Statements by Council Members Regarding: Court Ruling on Arizona Immigration Law

7-28-2010 
Statement from Council Member Danny Dromm, Chair of the Immigration Committee:
 
“I support the federal judge’s decision to block key elements of Arizona’s immigration law from going into effect because these types of draconian measures against our immigrant population are totally unacceptable. It is our duty and our obligation as people, and as citizens of the United States to ensure that everyone’s rights are respected and that everyone is protected under the law.
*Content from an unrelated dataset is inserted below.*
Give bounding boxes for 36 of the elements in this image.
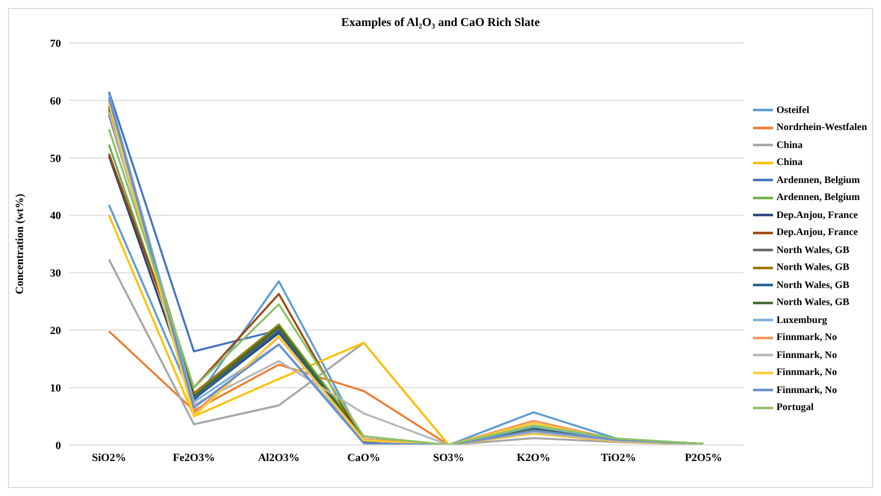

What these provisions of the Arizona law were essentially going to do is allow the police to use racial profiling to enforce the law and that is wrong and unconstitutional.  I’m glad that the judge had the good sense to prevent this from happening.”
 
Statement from Council Member Julissa Ferreras:
 
“I commend Judge Boltonc for rejecting Arizona’s unjust law, and thank Attorney General Holder, a son of East Elmhurst, Queens, for his leadership and action in this case.  We now need to move ahead towards comprehensive reform of our broken system.  Millions of immigrants must be allowed to attain legal status.”
 
Statement from Council Member Melissa Mark-Viverito:

We were very pleased to learn of the United States District Court Judge Sarah Bolton’s decision to place a preliminary injunction on those parts of the Arizona’s draconian immigration enforcement law that were most likely to encourage racial profiling and discrimination.  Since Governor Jan Brewer signed this law in April, so many of us in the City Council have roundly denounced Arizona’s actions, making it clear that this was simply the wrong approach to addressing our broken immigration system.  We were equally concerned that other states and localities would pass similar laws that go against the values we hold so dearly as a nation.
 
Fortunately, Judge Bolton’s decision today represents an important step toward what we hope will amount to a decision to fully strike down, at the very least, all parts of the law that threaten the civil rights and civil liberties of immigrants and communities of color in Arizona.  We would like to thank the United States Department of Justice, under the leadership of President Obama, for filing a lawsuit against the State of Arizona in response to this law.  We would also like to thank all of the advocacy groups who have filed lawsuits and the organizations and immigrant communities in New York City and throughout the U.S. who have stood so strongly against this law.
 
While today does represent a victory for immigrant communities, our fight is far from over.  Even if Arizona’s immigration law is struck down, Congress and the President must remain focused on enacting sweeping comprehensive immigration reform legislation that would provide a path to citizenship for the millions of undocumented immigrants across the United States, as well as other critical reforms such as the DREAM Act and the Uniting American Families Act.  In the absence of such reform, so many local governments will continue to seek to enact piecemeal legislation on an issue that should be regulated by the federal government.
 
Here in New York City, we take the utmost pride in being a city that welcomes immigrants from all over the world and truly values the enormous contributions they make to our social and economic life each day.